Lines traced. Notes scrawled. Red Xs, yellow circles, routes highlighted and crossed out, and drawn again. Every possibility accounted for. Every threat neutralized.
Almost.
I drag the chalk across the wall in a jagged line, connecting Sector B to the north corridor gate. My hands are shaking, but not from fear.
From anticipation.
Seven girls, one boy. Just one week from now.
Each is more valuable than the last.
The final shipment before the Orchard transitions. Before we become untouchable.
But it has to be perfect.
“No phones,” I mutter to myself, scribbling across the margin. “No live GPS. No convoys larger than two vehicles. No branded vans. Only trusted handlers.”
My pen snaps.
I don’t care.
I grab another and keep writing.
“Three routes. Three drivers. Three decoys.”

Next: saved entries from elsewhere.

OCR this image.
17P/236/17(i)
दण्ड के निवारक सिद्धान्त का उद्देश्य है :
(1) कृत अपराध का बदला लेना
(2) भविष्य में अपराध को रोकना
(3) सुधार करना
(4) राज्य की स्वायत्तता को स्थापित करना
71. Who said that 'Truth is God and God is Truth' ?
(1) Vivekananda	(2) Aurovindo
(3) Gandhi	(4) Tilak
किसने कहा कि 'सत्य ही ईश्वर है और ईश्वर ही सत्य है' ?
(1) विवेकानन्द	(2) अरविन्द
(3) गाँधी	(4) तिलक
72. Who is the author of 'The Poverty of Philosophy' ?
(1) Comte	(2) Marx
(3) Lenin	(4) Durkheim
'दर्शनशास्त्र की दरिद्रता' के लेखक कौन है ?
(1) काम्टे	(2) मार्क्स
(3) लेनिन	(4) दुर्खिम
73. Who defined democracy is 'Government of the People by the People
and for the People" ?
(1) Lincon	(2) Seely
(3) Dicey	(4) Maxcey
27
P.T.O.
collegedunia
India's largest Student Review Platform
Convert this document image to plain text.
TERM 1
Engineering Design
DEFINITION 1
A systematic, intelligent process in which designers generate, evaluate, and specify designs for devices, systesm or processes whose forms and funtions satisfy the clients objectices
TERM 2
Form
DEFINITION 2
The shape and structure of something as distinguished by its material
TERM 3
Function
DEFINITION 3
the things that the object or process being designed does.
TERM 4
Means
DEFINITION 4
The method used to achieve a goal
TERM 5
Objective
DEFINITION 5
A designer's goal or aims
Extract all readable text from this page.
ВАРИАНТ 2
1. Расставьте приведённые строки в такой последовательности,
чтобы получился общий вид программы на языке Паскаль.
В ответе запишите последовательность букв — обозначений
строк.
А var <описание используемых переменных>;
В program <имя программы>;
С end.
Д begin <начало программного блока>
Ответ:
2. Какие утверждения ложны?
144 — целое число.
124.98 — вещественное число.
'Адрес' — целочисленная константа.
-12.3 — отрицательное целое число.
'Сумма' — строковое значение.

Each girl will be tagged, cuffed, and sedated. Enrique will ride with the highest-value target—Anya, and Brooke. Reese with the twins and our only male. I will escort the three younger girls myself.
I trust no one with them.
Not anymore.
I move to the table and slam my hand down on the files—each one cataloged like livestock. Name. Age. Sellable traits. Psychological profile. Auction tier. They also have brands. We started using freeze branding on them to mark them. It works perfectly so that the imperfection is barely visible to buyers.
Harmony used to help with this.
I shove the thought away.
“Reese gets the south exit,” I mutter, circling the map. “Enrique takes Route 94. I’ll go west, through the industrial corridor—no cameras, no checkpoints, just burnt-out buildings and asphalt ghosts.”
I draw another line.
Thick. Bold.
The main decoy route.
A fake convoy loaded with crates, GPS tagged to an old warehouse in Kansas. I’ll let a few rumors leak. Let the scent drift.
Ifanyone’s watching?
They’ll chase shadows.
I pace, running my fingers through my hair, tugging hard.
Breathe.
Focus.
“They’ll move Tuesday,” I decide. “But we prep on Sunday. Lockdown begins tomorrow. No visitors. No messages. The captives stay separate. No contact. No chance to plot.”